To get there he would have
to cross the fever infested isthmus of Panama, and since Julia was pregnant, Sam
made the dangerous, lengthy passage alone. Eighteen months later, and
six months after arriving at Humboldt, the homesick Captain Grant was drunk
so often, he was forced to resign.
Back
in Missouri, he twice tried farming (above), once with slaves loaned by his
father-in-law and once with a slave Julia had inherited. He was a
failure both times. Unable to house or feed his wife and 4 children,
Sam had only one object of value he could sell. The slave was worth
some $1,500, a small fortune in 1858. But rather than sell the man,
Sam gave him his freedom. His wife's in-laws clucked their tongues at
his impracticality. His wife's cousins gave him a job as a bill
collector. Sam was a failure at that, too.
Then in 1860, Sam's father
gave him a job running a "Grant and Perkins Leather Goods"
shop (above) in Galena, Illinois. He might have been a failure at that, too.
But a year later the Civil War broke out, and Grant would later say,
"I never went into our leather store again."
Success
now surrendered to Grant. By January of 1863, not as quickly as
Pemberton but within 2 years, Grant rose from a Colonel of Volunteers
to Lieutenant General, commanding the 103,000 men of the Army of The
Tennessee . And if that makes it sound as if he should easily have
smashed Pemberton's Army of 50,000, it is a gross over
simplification.
In
the western theater, all supplies - men and horses, wagons and shoes,
hardtack and beef on the hoof, ammunition and nails - was fed into
the funnels of Evansville, Indiana, Cairo, Illinois and Louisville,
Kentucky.
From there, via the Louisville and Nashville railroads,
the supplies were transported to the great warehouse of the western
armies, Nashville, Tennessee (above). The city was surrounded by mushrooming
repositories, depositories and warehouses that "covered whole
blocks, with corrals and stables by the acres". And there were
thousands of additional tons of overflow bounty, "..stored
outdoors on raised, covered platforms."
From Nashville, the
Federals were maintaining two separate armies invading the
Confederacy. The objective given to General William Rosecrans' Army
of the Cumberland was Atlanta, and its supply line ran 152 miles
southeast from Nashville to Chattanooga. The supply line for Grant's
Army was divided in-two. The Nashville and Mississippi railroad ran
160 miles to Madea, Tennessee, on the Mississippi River, and from
there by steamboat to Memphis.
With
the lesson of Holly Springs fresh in his memory Grant felt required -
and Washington insisted - he use half his strength to guard his
supply line. There were 15 to 20,000 men, mostly "heavy"

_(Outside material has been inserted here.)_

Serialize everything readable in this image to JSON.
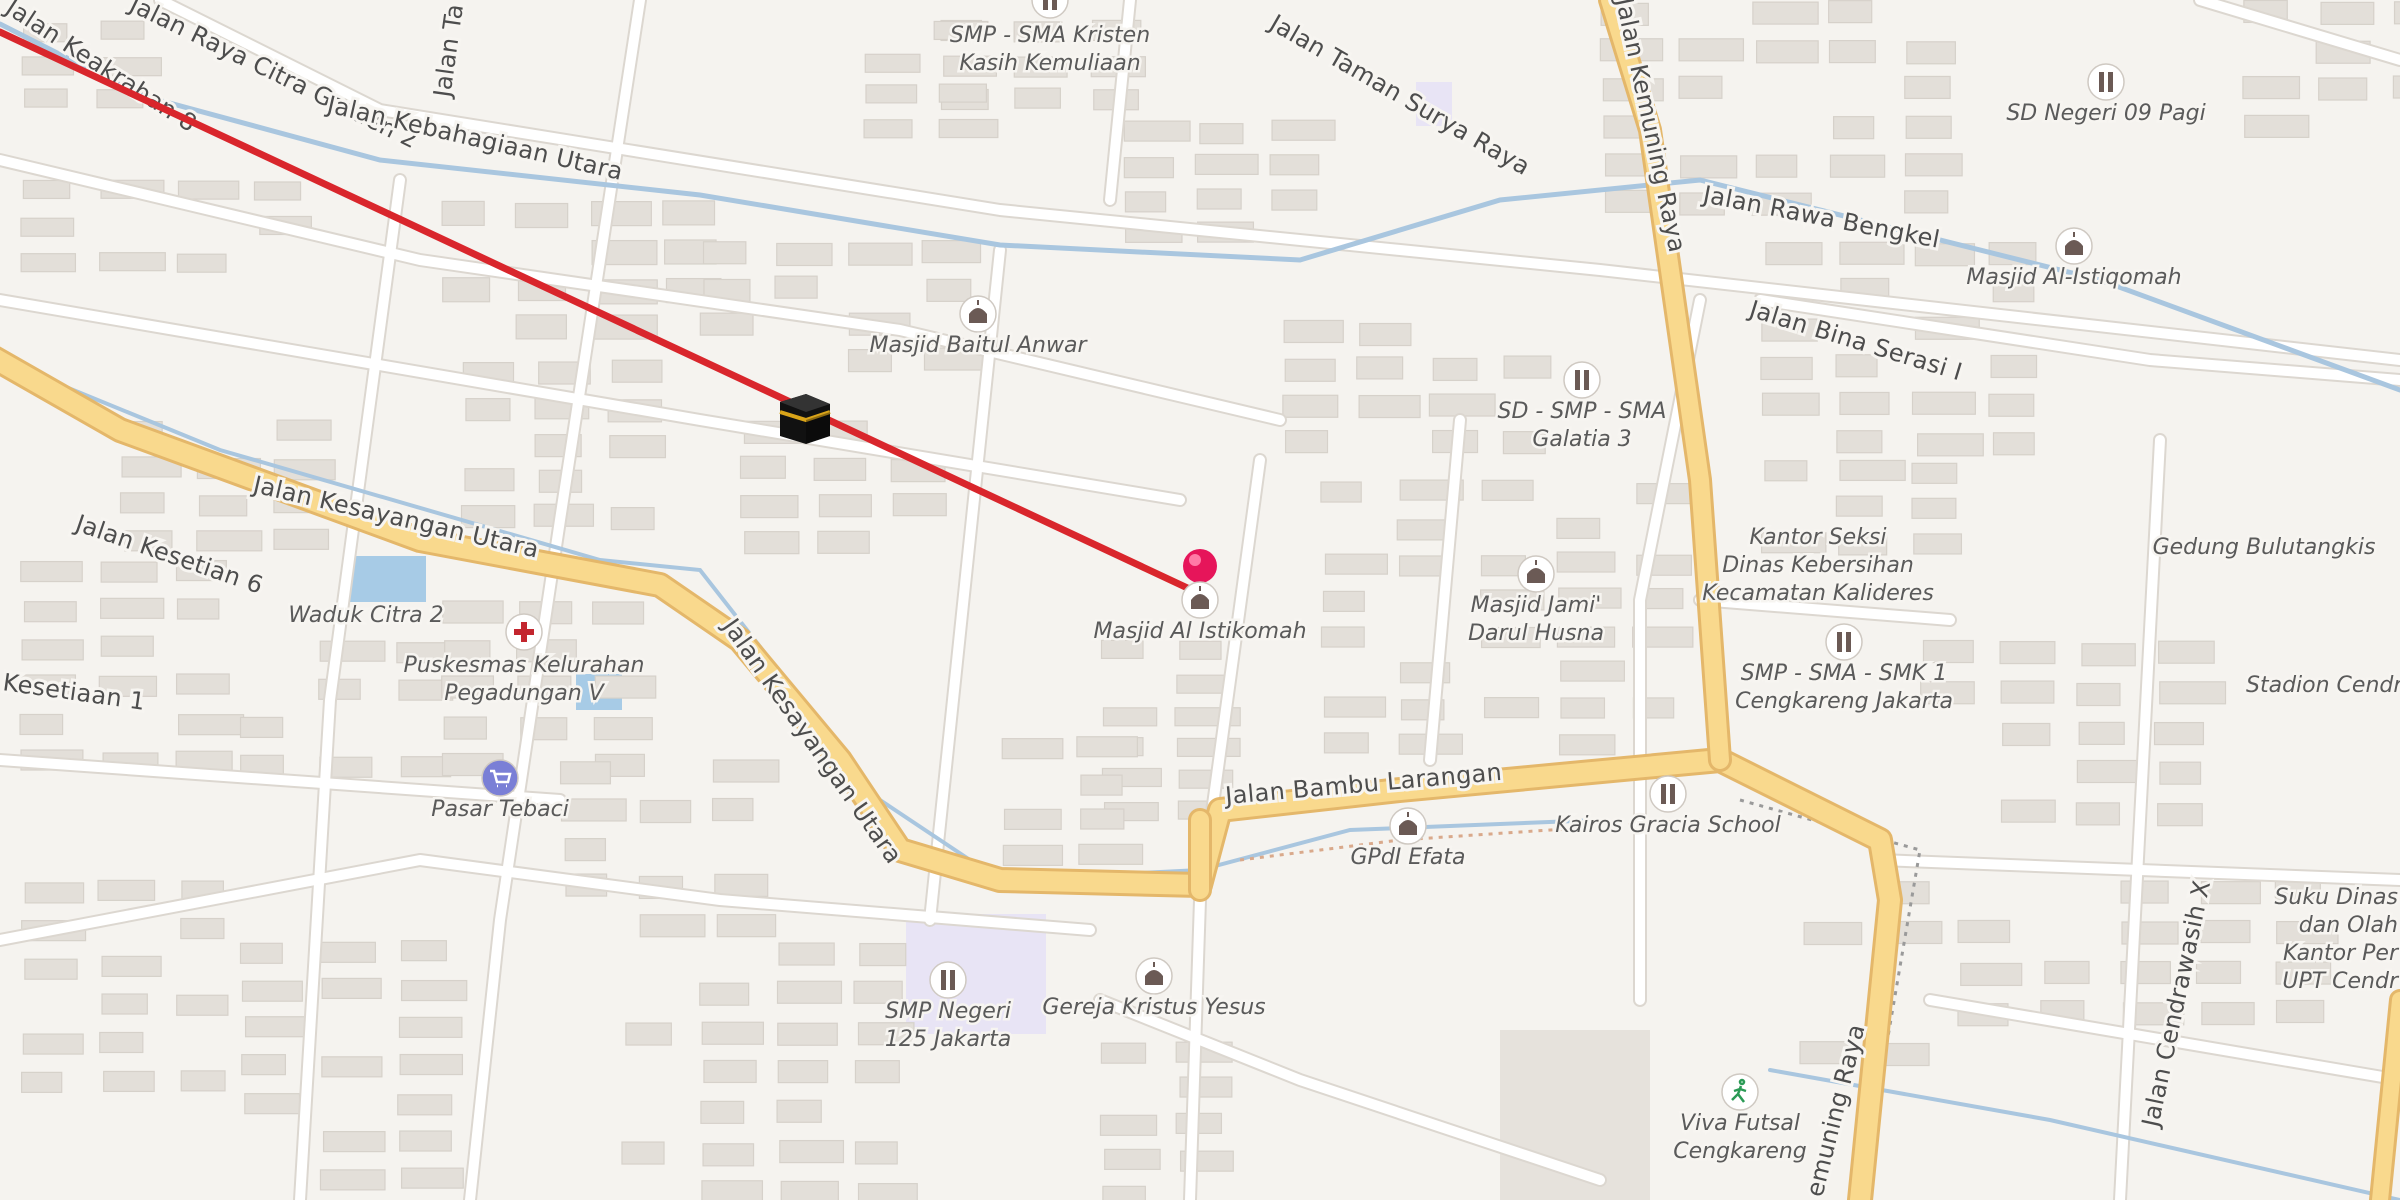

artillery units, in and around his supply base at Memphis.
He had
another 15 to 20,000 men, infantry and cavalry, on his left flank,
protecting LaGrange, Tennessee. Another 5 to 6,000 men were in
fortifications along the Mississippi to discourage attacks on his
supply ships plying the river.
While Grant could briefly call upon
some of those 40 to 45,000 men to support his attacks, it reduced his
"effectivies" - soldiers available for combat - to about
52,000 men, divided equally between McClernand's XVIII Corps,
Sherman's XV Corps and McPherson's XVII Corps.
Pemberton's
rebels, defending their own territory, had far shorter supply lines.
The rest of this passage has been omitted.